Many of his competitors did not raise enough cash to get through the technology shakeout, he said, and in the current environment, those that do not have the resources to reach profitability are finished.

"The early period was characterized by, 'Get above the fray,' and 'Get your name out there,' because it was a land grab, and I think that was the right strategy in those times," said Mr. Larsen. "But in this time, it's 'show me the results.' The capital markets are unfriendly and uncooperative to anything that's not solid."

Though many observers say that branding is nearly impossible in the lending business, Tom Reddin, chief operating officer of the Charlotte, N.C.-based LendingTree Inc. (which, along with E-Loan, is among the best known brands in the business), said he agrees with Mr. Larsen that branding works.

Though LendingTree is a marketplace that connects lenders and borrowers and E-Loan is a direct lender (E-Loan is in fact a lender on LendingTree's exchange), the two companies are often compared for their similar marketing strategies and youthful, brash chief executives. Douglas R. Lebda, LendingTree's CEO, is 31.

LendingTree spent $40 million on marketing and branding last year, including an extensive television campaign - and lost $52.7 million in the first three quarters. But Mr. Reddin said the recognition that LendingTree achieved was worth every penny.

"If you have a unique, highly differentiated model, you can brand it," he said. "Our costs for acquiring a consumer are less expensive than they were two years ago because we've built the brand and people know what it is." Mr. Reddin said that after its first barrage of 30-second TV commercials, LendingTree is now in more of a "reminder mode," running less expensive, 15-second spots.

"The cost to acquire a consumer is king," Mr.
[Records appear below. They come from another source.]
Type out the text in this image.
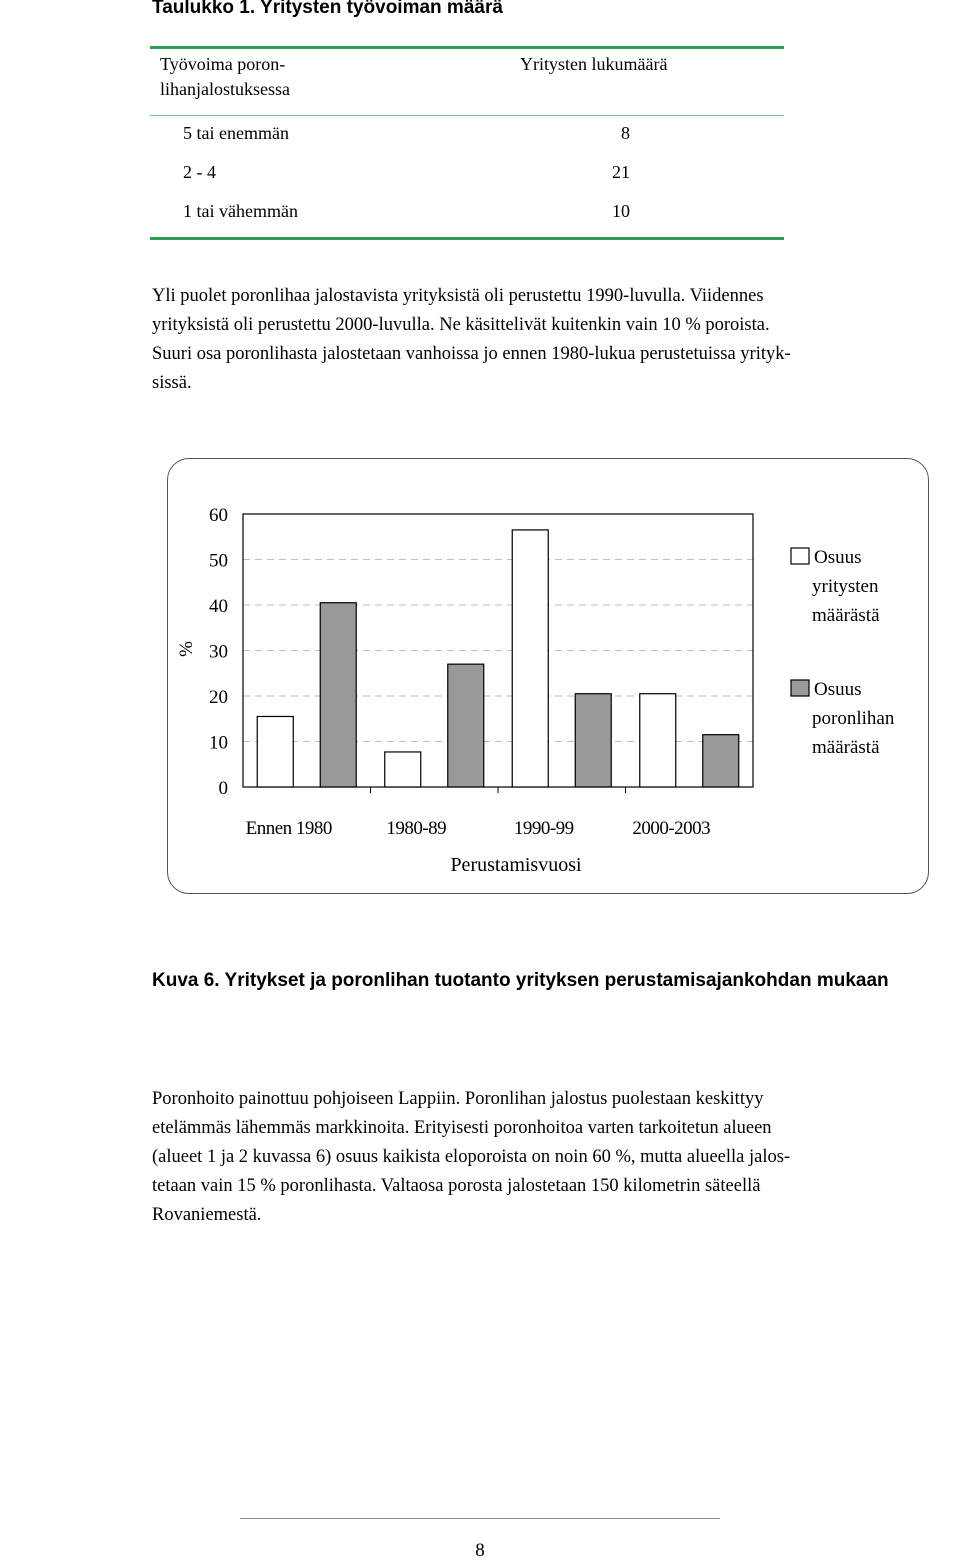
Taulukko 1. Yritysten työvoiman määrä
Työvoima poron-
lihanjalostuksessa
Yritysten lukumäärä
5 tai enemmän	8
2 - 4	21
1 tai vähemmän	10
Yli puolet poronlihaa jalostavista yrityksistä oli perustettu 1990-luvulla. Viidennes
yrityksistä oli perustettu 2000-luvulla. Ne käsittelivät kuitenkin vain 10 % poroista.
Suuri osa poronlihasta jalostetaan vanhoissa jo ennen 1980-lukua perustetuissa yrityk-
sissä.
0
10
20
30
40
50
60
%
Ennen 1980	1980-89	1990-99	2000-2003
Perustamisvuosi
Osuus
yritysten
määrästä
Osuus
poronlihan
määrästä
Kuva 6. Yritykset ja poronlihan tuotanto yrityksen perustamisajankohdan mukaan
Poronhoito painottuu pohjoiseen Lappiin. Poronlihan jalostus puolestaan keskittyy
etelämmäs lähemmäs markkinoita. Erityisesti poronhoitoa varten tarkoitetun alueen
(alueet 1 ja 2 kuvassa 6) osuus kaikista eloporoista on noin 60 %, mutta alueella jalos-
tetaan vain 15 % poronlihasta. Valtaosa porosta jalostetaan 150 kilometrin säteellä
Rovaniemestä.
8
Reddin added.

Mr. Larsen agreed, saying that E-Loan's cost of acquisition as a percentage of revenues has dropped to 47%, moving the company toward its goal of 30%. "That's how we win the game," he said, adding that E-Loan has reduced its marketing expenditures to about $5 million a quarter and expects to remain there.

"People who have looked at the space and said, 'This is never going to work,' attacked us on acquisition costs and operating costs," he said. "But given the progress we've made, we've put away a lot of that criticism."
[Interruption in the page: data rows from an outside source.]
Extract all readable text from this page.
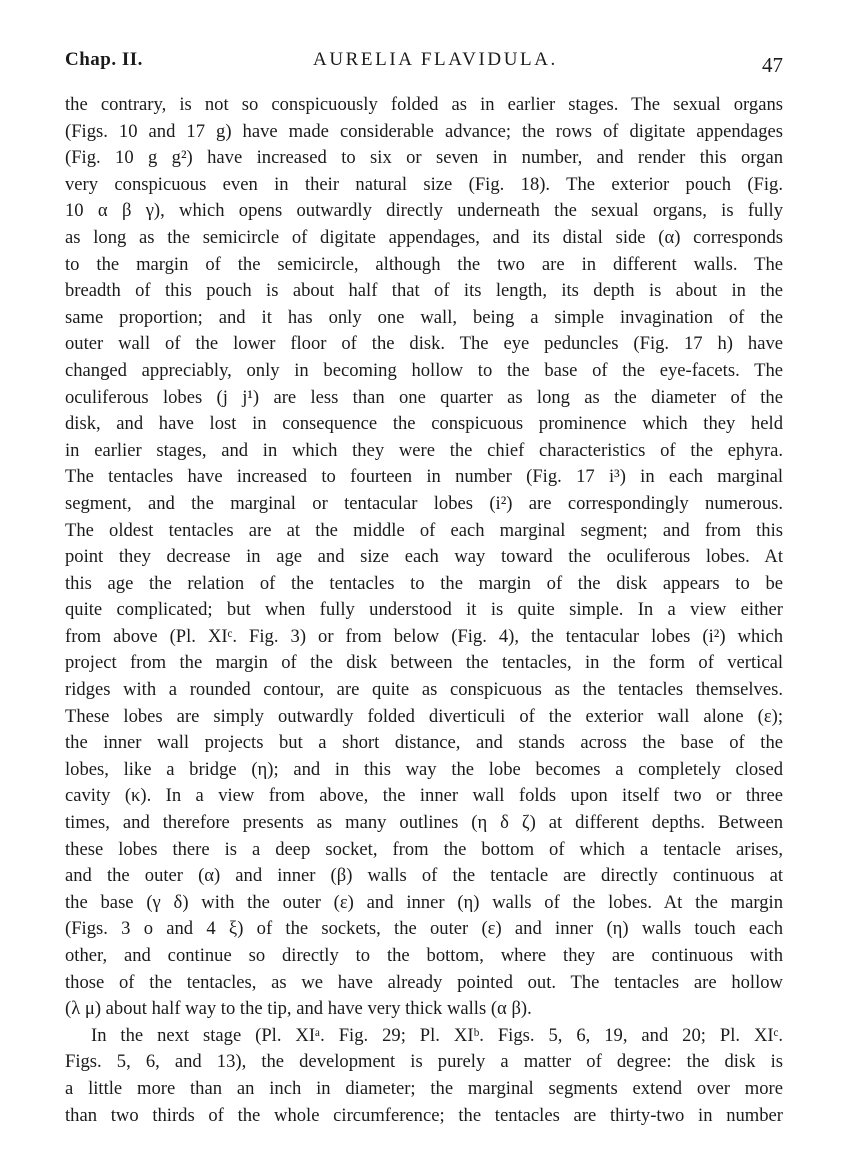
Chap. II.	AURELIA FLAVIDULA.	47
the contrary, is not so conspicuously folded as in earlier stages. The sexual organs
(Figs. 10 and 17 g) have made considerable advance; the rows of digitate appendages
(Fig. 10 g g²) have increased to six or seven in number, and render this organ
very conspicuous even in their natural size (Fig. 18). The exterior pouch (Fig.
10 α β γ), which opens outwardly directly underneath the sexual organs, is fully
as long as the semicircle of digitate appendages, and its distal side (α) corresponds
to the margin of the semicircle, although the two are in different walls. The
breadth of this pouch is about half that of its length, its depth is about in the
same proportion; and it has only one wall, being a simple invagination of the
outer wall of the lower floor of the disk. The eye peduncles (Fig. 17 h) have
changed appreciably, only in becoming hollow to the base of the eye-facets. The
oculiferous lobes (j j¹) are less than one quarter as long as the diameter of the
disk, and have lost in consequence the conspicuous prominence which they held
in earlier stages, and in which they were the chief characteristics of the ephyra.
The tentacles have increased to fourteen in number (Fig. 17 i³) in each marginal
segment, and the marginal or tentacular lobes (i²) are correspondingly numerous.
The oldest tentacles are at the middle of each marginal segment; and from this
point they decrease in age and size each way toward the oculiferous lobes. At
this age the relation of the tentacles to the margin of the disk appears to be
quite complicated; but when fully understood it is quite simple. In a view either
from above (Pl. XIᶜ. Fig. 3) or from below (Fig. 4), the tentacular lobes (i²) which
project from the margin of the disk between the tentacles, in the form of vertical
ridges with a rounded contour, are quite as conspicuous as the tentacles themselves.
These lobes are simply outwardly folded diverticuli of the exterior wall alone (ε);
the inner wall projects but a short distance, and stands across the base of the
lobes, like a bridge (η); and in this way the lobe becomes a completely closed
cavity (κ). In a view from above, the inner wall folds upon itself two or three
times, and therefore presents as many outlines (η δ ζ) at different depths. Between
these lobes there is a deep socket, from the bottom of which a tentacle arises,
and the outer (α) and inner (β) walls of the tentacle are directly continuous at
the base (γ δ) with the outer (ε) and inner (η) walls of the lobes. At the margin
(Figs. 3 o and 4 ξ) of the sockets, the outer (ε) and inner (η) walls touch each
other, and continue so directly to the bottom, where they are continuous with
those of the tentacles, as we have already pointed out. The tentacles are hollow
(λ μ) about half way to the tip, and have very thick walls (α β).
In the next stage (Pl. XIᵃ. Fig. 29; Pl. XIᵇ. Figs. 5, 6, 19, and 20; Pl. XIᶜ.
Figs. 5, 6, and 13), the development is purely a matter of degree: the disk is
a little more than an inch in diameter; the marginal segments extend over more
than two thirds of the whole circumference; the tentacles are thirty-two in number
Mr. Larsen said his company's strong relationship with Charles Schwab & Co. has been especially important in keeping E-Loan above water. Schwab invested $10 million in E-Loan last June, and Schwab executives meet regularly with E-Loan to give business advice.

"In some ways they're really a role model for the company," said Mr. Larsen. "They give us tremendous support from the very top of the organization."

Schwab had a vision that was relentlessly pro-consumer and stuck with it, Mr. Larsen said. "They ended dominating an industry, and in a way that is hugely respected and has resulted in one of the strongest brands not only in financial services but in the country."

Mr. Larsen said he is trying to bring Schwab's approach in asset management to the debt market.

Toward that end, he said, E-Loan has added debt management to its products to help consumers understand credit and debt.

In addition, he said, the company fought for public disclosure of credit scores last year, and it is now seeking legislation to force auto dealer disclosure of lending and finance fees.

Mr. Larsen said he remains confident that buying mortgages online will someday be as common as trading stock there. Changes in the mortgage process will make borrowing much better suited to the Internet, he added.

"When you're selling dog food on the Internet, the dog food isn't changing - you've still got to ship it, and 10 years from now you're still going to have to ship it," he said. "When you look at the mortgage product, every quarter the thing is getting more and more purely electronic."